What was the connection?

In computer science, I'm interested in knowing how a material like silicon can hold memory and essentially think. Right now, in my computer architecture class, there are some really cool questions about cache coherence, like how we can get different parts of your computer to remember and forget the correct pieces of memory. And if you think about the human brain, you don't really have conscious control over what you choose to forget. You have layers of abstraction built in over these biological processes. But when you build a computer, you have to design those things from the ground up. These questions come up over and over again. Another example is that I am working on building a haptic glove, where I’m interested in replicating the sensation of holding something in your hand even if it only exists virtually. How can you simulate experiences like the textures of velvet or stone? I love chasing down all these questions to try and understand how magical things like computers or our sense of touch work down to the cellular level.

You made prosthetics with the student group e-NABLE?

Oh, yeah, I love this club. We work with kids in the New Haven area who want prosthetics, usually for a specific function, and we offer them for free. This is really important because kids outgrow their prosthetics very quickly, and it's pretty expensive to get them replaced. The one that I've spent the most time on is a device that we call the Forklift, and it's designed for a teenager who has Duchenne muscular dystrophy. He wants to be able to eat independently but doesn't have the muscle strength to lift his arm from the plate to his mouth. So this is a simple robotic arm, which fits like an exoskeleton around his own arm. It helps him lift, and he can control it with touch sensors using his other hand, giving him more autonomy and mobility. It's been a really lovely experience to work with him and the e-NABLE team to bring this idea to life.

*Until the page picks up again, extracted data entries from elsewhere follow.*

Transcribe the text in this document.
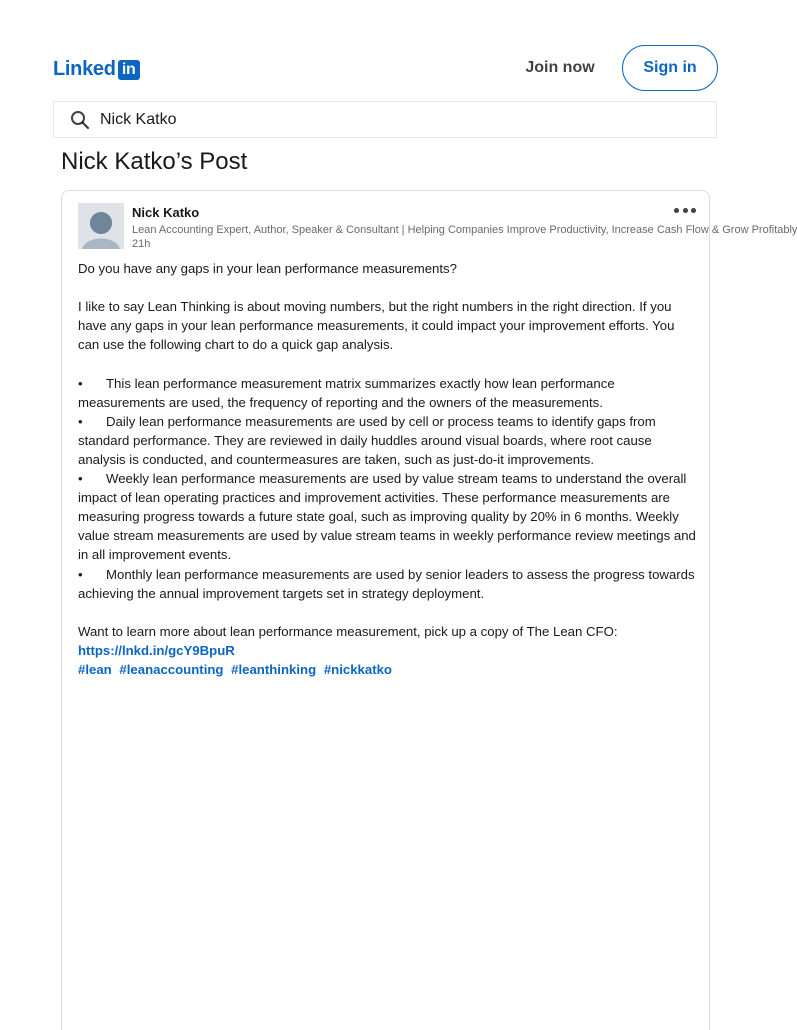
Linked in	Join now	Sign in
Nick Katko
Nick Katko’s Post
Nick Katko
Lean Accounting Expert, Author, Speaker & Consultant | Helping Companies Improve Productivity, Increase Cash Flow & Grow Profitably
21h

Do you have any gaps in your lean performance measurements?

I like to say Lean Thinking is about moving numbers, but the right numbers in the right direction. If you have any gaps in your lean performance measurements, it could impact your improvement efforts. You can use the following chart to do a quick gap analysis.

• This lean performance measurement matrix summarizes exactly how lean performance measurements are used, the frequency of reporting and the owners of the measurements.

• Daily lean performance measurements are used by cell or process teams to identify gaps from standard performance. They are reviewed in daily huddles around visual boards, where root cause analysis is conducted, and countermeasures are taken, such as just-do-it improvements.

• Weekly lean performance measurements are used by value stream teams to understand the overall impact of lean operating practices and improvement activities. These performance measurements are measuring progress towards a future state goal, such as improving quality by 20% in 6 months. Weekly value stream measurements are used by value stream teams in weekly performance review meetings and in all improvement events.

• Monthly lean performance measurements are used by senior leaders to assess the progress towards achieving the annual improvement targets set in strategy deployment.

Want to learn more about lean performance measurement, pick up a copy of The Lean CFO:

https://lnkd.in/gcY9BpuR

#lean #leanaccounting #leanthinking #nickkatko
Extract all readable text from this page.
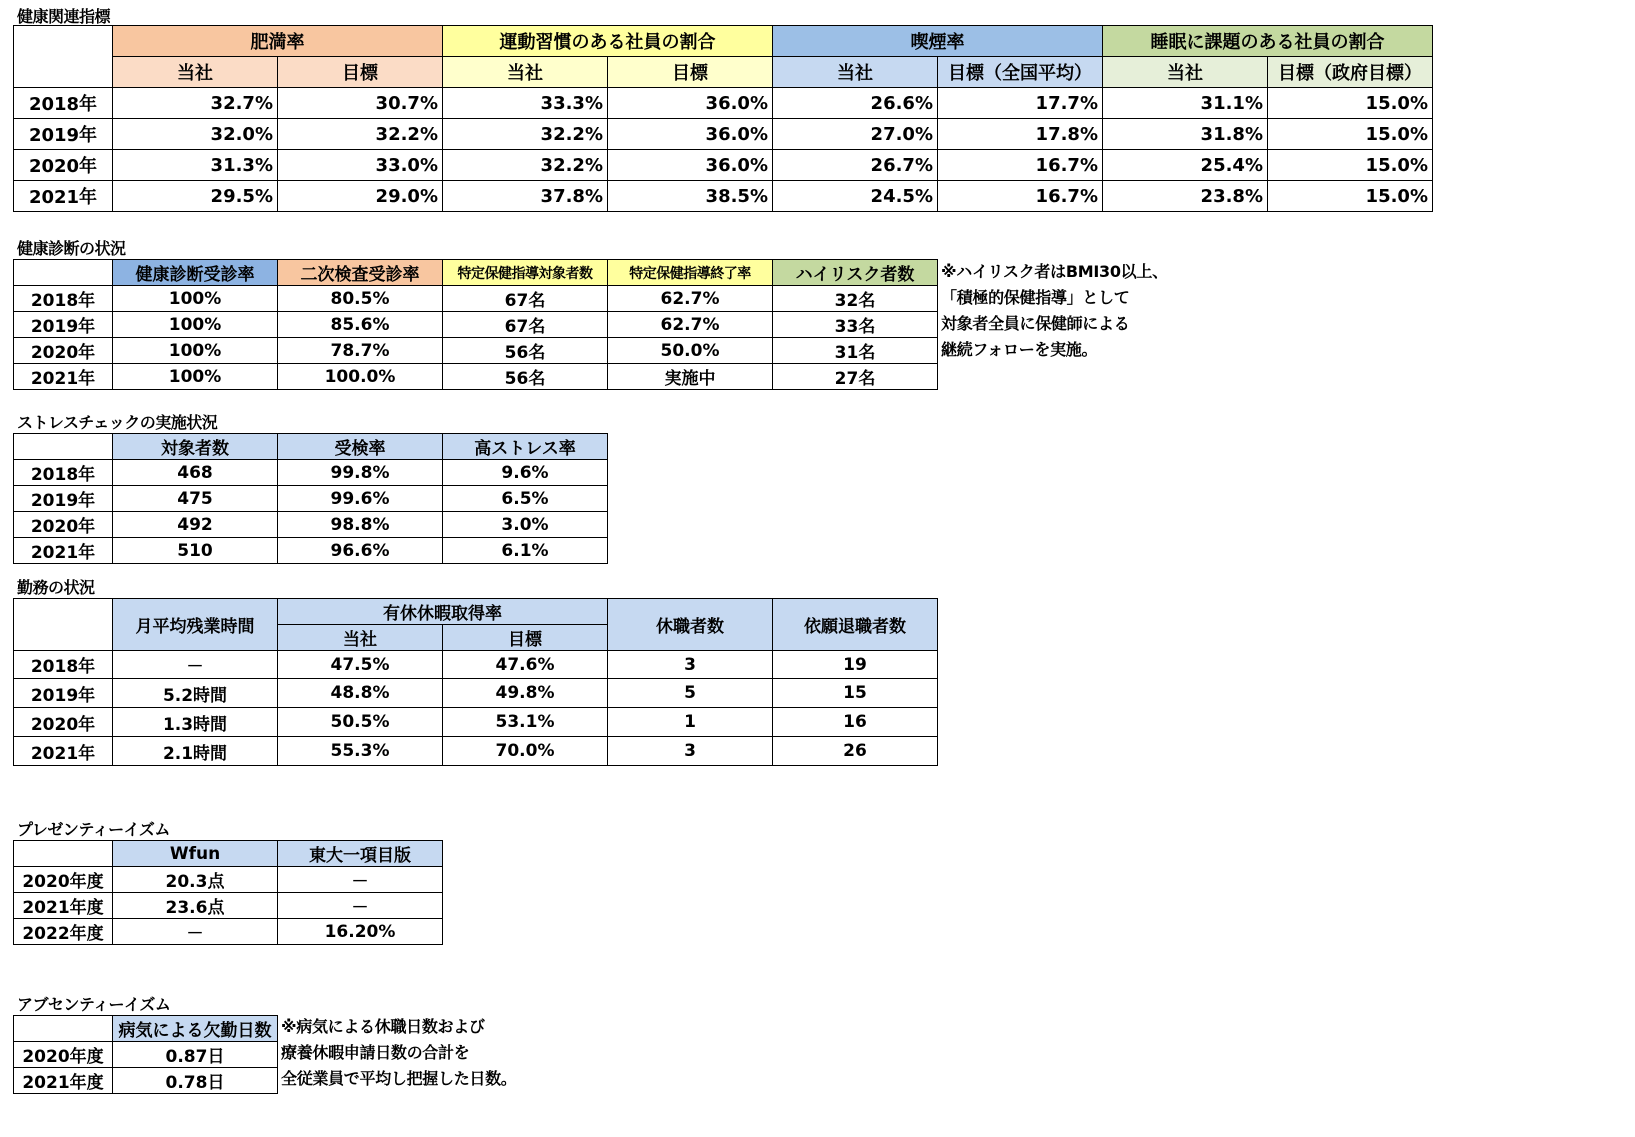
健康関連指標
	肥満率		運動習慣のある社員の割合		喫煙率		睡眠に課題のある社員の割合	
	当社	目標	当社	目標	当社	目標（全国平均）	当社	目標（政府目標）
2018年	32.7%	30.7%	33.3%	36.0%	26.6%	17.7%	31.1%	15.0%
2019年	32.0%	32.2%	32.2%	36.0%	27.0%	17.8%	31.8%	15.0%
2020年	31.3%	33.0%	32.2%	36.0%	26.7%	16.7%	25.4%	15.0%
2021年	29.5%	29.0%	37.8%	38.5%	24.5%	16.7%	23.8%	15.0%
健康診断の状況
	健康診断受診率	二次検査受診率	特定保健指導対象者数	特定保健指導終了率	ハイリスク者数
2018年	100%	80.5%	67名	62.7%	32名
2019年	100%	85.6%	67名	62.7%	33名
2020年	100%	78.7%	56名	50.0%	31名
2021年	100%	100.0%	56名	実施中	27名
※ハイリスク者はBMI30以上、
「積極的保健指導」として
対象者全員に保健師による
継続フォローを実施。
ストレスチェックの実施状況
	対象者数	受検率	高ストレス率
2018年	468	99.8%	9.6%
2019年	475	99.6%	6.5%
2020年	492	98.8%	3.0%
2021年	510	96.6%	6.1%
勤務の状況
	月平均残業時間	有休休暇取得率		休職者数	依願退職者数
		当社	目標		
2018年	－	47.5%	47.6%	3	19
2019年	5.2時間	48.8%	49.8%	5	15
2020年	1.3時間	50.5%	53.1%	1	16
2021年	2.1時間	55.3%	70.0%	3	26
プレゼンティーイズム
	Wfun	東大一項目版
2020年度	20.3点	－
2021年度	23.6点	－
2022年度	－	16.20%
アブセンティーイズム
	病気による欠勤日数
2020年度	0.87日
2021年度	0.78日
※病気による休職日数および
療養休暇申請日数の合計を
全従業員で平均し把握した日数。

You were co-captain of the figure skating club.

The Whale was one of the first spaces available to me in COVID year. It was a semester where all our classes were online, but luckily, they still opened the ice rink, so I went there a lot because it was very familiar to home. My co-captains and I worked hard to grow the club and get back to the programs that had halted during the pandemic. One that I’m really happy about is we re-started an after-school skating program for kids at Wexler Grant [a K-8 school in New Haven]. That was one of my goals from the beginning, as it was a chance for us to work with kids and pass on the joy of skating. It’s so fun to watch them gain confidence on the ice. They are so speedy and brave!

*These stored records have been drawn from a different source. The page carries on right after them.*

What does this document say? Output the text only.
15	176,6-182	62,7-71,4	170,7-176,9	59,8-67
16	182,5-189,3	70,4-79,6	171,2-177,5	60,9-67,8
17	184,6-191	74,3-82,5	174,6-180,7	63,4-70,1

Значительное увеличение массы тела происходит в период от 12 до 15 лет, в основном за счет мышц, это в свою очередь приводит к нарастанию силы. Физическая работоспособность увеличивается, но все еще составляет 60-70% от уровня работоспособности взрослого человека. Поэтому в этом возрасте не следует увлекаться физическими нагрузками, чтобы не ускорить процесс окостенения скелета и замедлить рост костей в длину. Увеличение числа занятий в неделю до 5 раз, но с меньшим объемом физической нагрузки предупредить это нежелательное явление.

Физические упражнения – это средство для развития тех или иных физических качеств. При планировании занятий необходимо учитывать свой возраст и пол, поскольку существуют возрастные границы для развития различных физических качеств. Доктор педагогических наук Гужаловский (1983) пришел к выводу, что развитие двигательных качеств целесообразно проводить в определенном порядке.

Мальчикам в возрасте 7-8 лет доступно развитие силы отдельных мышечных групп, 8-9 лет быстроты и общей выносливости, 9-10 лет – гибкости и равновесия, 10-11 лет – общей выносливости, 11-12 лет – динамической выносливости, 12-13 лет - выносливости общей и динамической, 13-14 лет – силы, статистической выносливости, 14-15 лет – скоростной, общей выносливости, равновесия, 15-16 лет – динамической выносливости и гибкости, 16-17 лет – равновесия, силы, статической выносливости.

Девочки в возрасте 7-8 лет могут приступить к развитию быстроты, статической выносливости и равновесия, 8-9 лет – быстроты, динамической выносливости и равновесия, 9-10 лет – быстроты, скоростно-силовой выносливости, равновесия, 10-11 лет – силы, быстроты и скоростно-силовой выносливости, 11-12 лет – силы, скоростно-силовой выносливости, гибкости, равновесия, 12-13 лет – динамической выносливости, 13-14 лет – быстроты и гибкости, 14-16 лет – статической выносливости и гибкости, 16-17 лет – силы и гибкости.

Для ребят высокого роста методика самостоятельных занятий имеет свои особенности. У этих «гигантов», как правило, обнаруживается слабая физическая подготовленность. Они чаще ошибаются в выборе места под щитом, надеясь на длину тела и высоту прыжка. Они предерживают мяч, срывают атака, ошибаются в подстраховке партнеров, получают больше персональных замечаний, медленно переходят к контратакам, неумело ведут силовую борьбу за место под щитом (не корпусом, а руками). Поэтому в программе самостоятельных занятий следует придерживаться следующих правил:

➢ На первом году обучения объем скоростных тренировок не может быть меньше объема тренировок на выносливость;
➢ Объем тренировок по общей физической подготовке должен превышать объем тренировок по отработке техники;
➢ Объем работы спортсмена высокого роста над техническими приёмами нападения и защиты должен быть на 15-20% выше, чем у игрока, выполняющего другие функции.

What did you do as a counselor for Camp Kesem?

Camp Kesem, which more people should know about, is a camp for kids who have a parent who has cancer. It's a free one-week summer camp, and provides a community of support for those kids year round. Camp is a whirlwind of grief, hugs, dino nugget lunches, and friendship bracelets. Over the past few years, I’ve witnessed my campers go from just meeting each other to becoming best friends, which feels really special. You really get to see all the little and big ways that people care for each other.

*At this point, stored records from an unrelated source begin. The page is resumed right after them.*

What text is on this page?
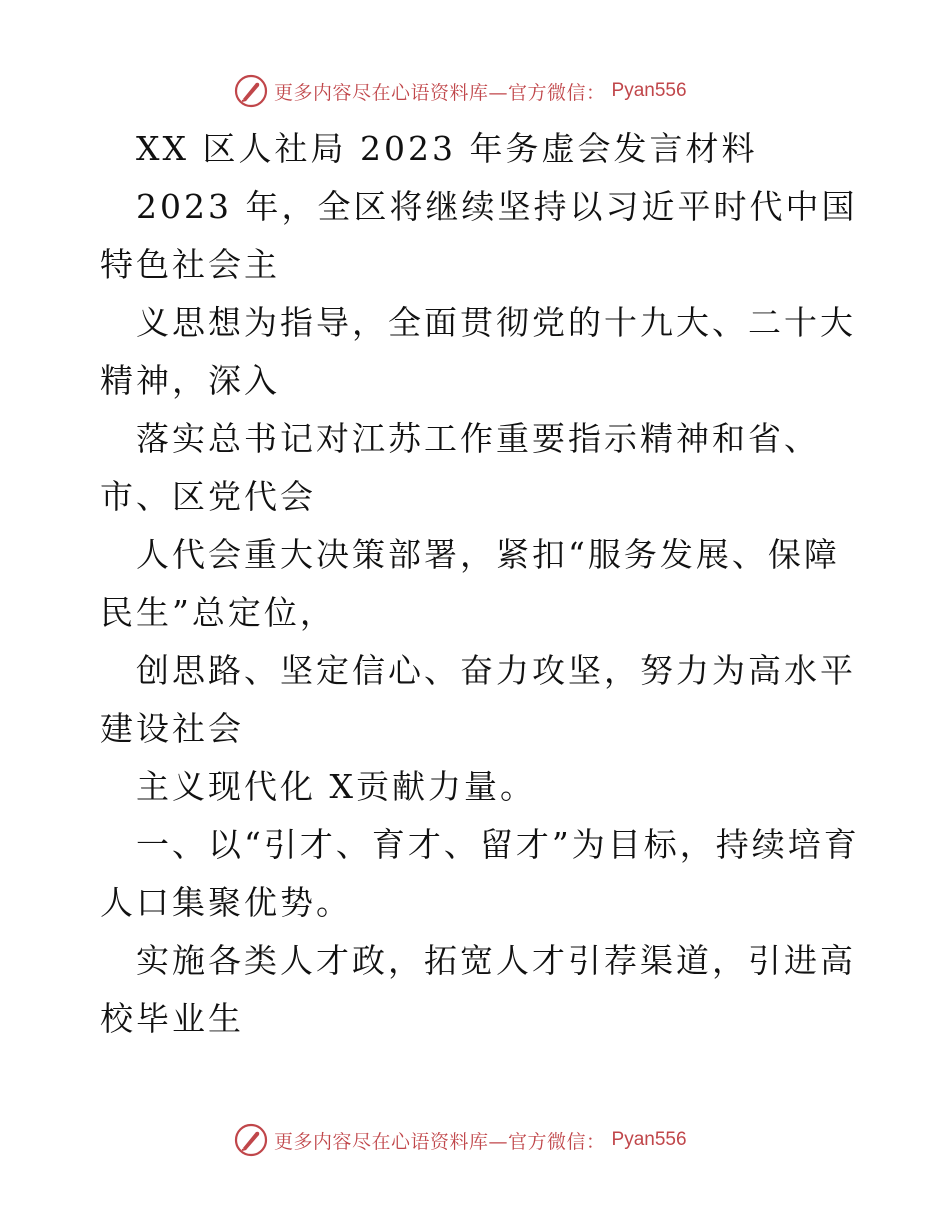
更多内容尽在心语资料库—官方微信： Pyan556

XX 区人社局 2023 年务虚会发言材料

2023 年，全区将继续坚持以习近平时代中国特色社会主

义思想为指导，全面贯彻党的十九大、二十大精神，深入

落实总书记对江苏工作重要指示精神和省、市、区党代会

人代会重大决策部署，紧扣“服务发展、保障民生”总定位，

创思路、坚定信心、奋力攻坚，努力为高水平建设社会

主义现代化 X贡献力量。

一、以“引才、育才、留才”为目标，持续培育人口集聚优势。

实施各类人才政，拓宽人才引荐渠道，引进高校毕业生

更多内容尽在心语资料库—官方微信： Pyan556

Any advice for incoming students?

I think my first piece of advice is to read The Power of Patience written by Jennifer Roberts. It’s one of my favorite readings from college. She talks about sitting in front of a painting for three hours, and the important practice of deceleration and sustained attention, which is useful for just about anything you want to do. And then my second piece of advice is, you can't win them all, so you have to prioritize to get something done.